Mrs. Meyerhoff nodded. "I know. And then he gets out of his car when the police pull him over, doesn't stop when they yell at him — I know what it looks like. But what if the reason he was crazy is that he had just heard Greer was dead? I know the police thought I was lying, but he really did go off fishing. It's what he did when he felt bad. He woke me up that night, asking me to call in sick for him the next morning, and he headed out. I saw him, Miss Monaghan. He didn't have no blood on his clothes or hands, and he didn't leave no bloody clothes behind. He was upset — she had told him there was no way she would get back with him and she wouldn't give the ring back either, because the breakup had been his idea, even if she agreed to it. He drove west, spent a couple of days in the woods, sorting out his thoughts, then headed home. He might not have done it."
Her tone was that of a woman trying to persuade herself. Four sons, and this was the fate of the "good" one, the one who had tended to her in his father's absence. Tess was beginning to understand why Mrs. Meyerhoff had crashed the funeral service. One mother had lost a daughter, and it was a tragedy. Mrs. Meyerhoff had lost a son, but that was supposed to be justice. And maybe it was, but didn't that make it only harder to grieve? Tess could see how Mrs. Meyerhoff had become fixated on the ring, for which she was stuck with the payments. The ring was the closest thing she had to a legitimate
grievance.
"Look, if you really want to pursue the thing about the ring — I think you might have some standing. You might not get it back, but if Greer's mother insists on keeping it, there may be some way to make her take over the payments.
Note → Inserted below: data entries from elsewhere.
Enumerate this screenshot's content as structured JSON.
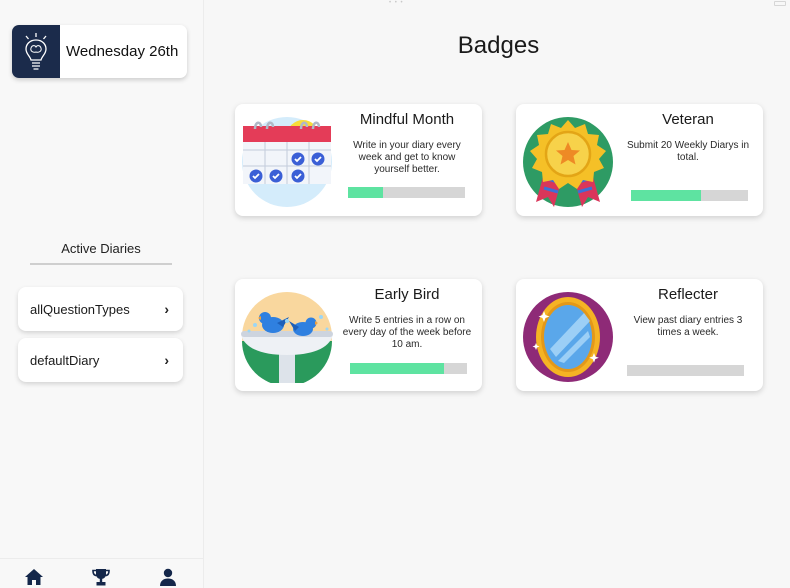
{
  "sidebar": {
    "date_label": "Wednesday 26th",
    "active_title": "Active Diaries",
    "diaries": [
      {
        "label": "allQuestionTypes"
      },
      {
        "label": "defaultDiary"
      }
    ],
    "chevron": "›",
    "nav_icons": [
      "home-icon",
      "trophy-icon",
      "person-icon"
    ]
  },
  "main": {
    "title": "Badges"
  },
  "badges": [
    {
      "title": "Mindful Month",
      "description": "Write in your diary every week and get to know yourself better.",
      "progress": 0.3,
      "icon": "calendar-icon"
    },
    {
      "title": "Veteran",
      "description": "Submit 20 Weekly Diarys in total.",
      "progress": 0.6,
      "icon": "medal-icon"
    },
    {
      "title": "Early Bird",
      "description": "Write 5 entries in a row on every day of the week before 10 am.",
      "progress": 0.8,
      "icon": "birdbath-icon"
    },
    {
      "title": "Reflecter",
      "description": "View past diary entries 3 times a week.",
      "progress": 0.0,
      "icon": "mirror-icon"
    }
  ],
  "colors": {
    "progress_fill": "#5ee3a1",
    "progress_track": "#d6d6d6",
    "nav_icon": "#14274a",
    "logo_bg": "#1b2b4b"
  }
}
I have a lawyer friend who owes me a favor. He'd do it pro bono." It felt good, volunteering the services of her aunt's husband, who had never been shy about volunteering her for things.
"It's all mute," Mrs. Meyerhoff said, and Tess needed a second to catch the Bawlmer malaprop. In some ways, the phrase was more elegant than the one Mrs. Meyerhoff actually wanted. All the parties to the dispute had been silenced. "There ain't no ring. It wasn't on Greer's body when they found her. Police say JJ took it. If that's so, where is it?"
"He would have thrown it away," Tess said. "He couldn't hold on to it, much less try to return it or hock it. The ring would have been key to convicting him. And the murder weapon is missing, too, so that's consistent."
"Yeah," Mrs. Meyerhoff said, sighing and exhaling at the same time. "It all fits. And if it were one of my other boys, I'd say, ‘I knew this day was coming.' Do you think my temper is something they inherited? Were my boys doomed to be the way they are because of how I am?"
It was a big question, far too large to be answered in a kitchen on Delaware Avenue, over grape soda and Hydrox. Perhaps too large to be answered anywhere, under any circumstances.
Leaving Mrs. Meyerhoff 's house, Tess decided to call Tull.
"Have you closed Greer's murder officially yet?"
"No," he said. "We have to be careful on these things, not rush, even when the outcome seems likely."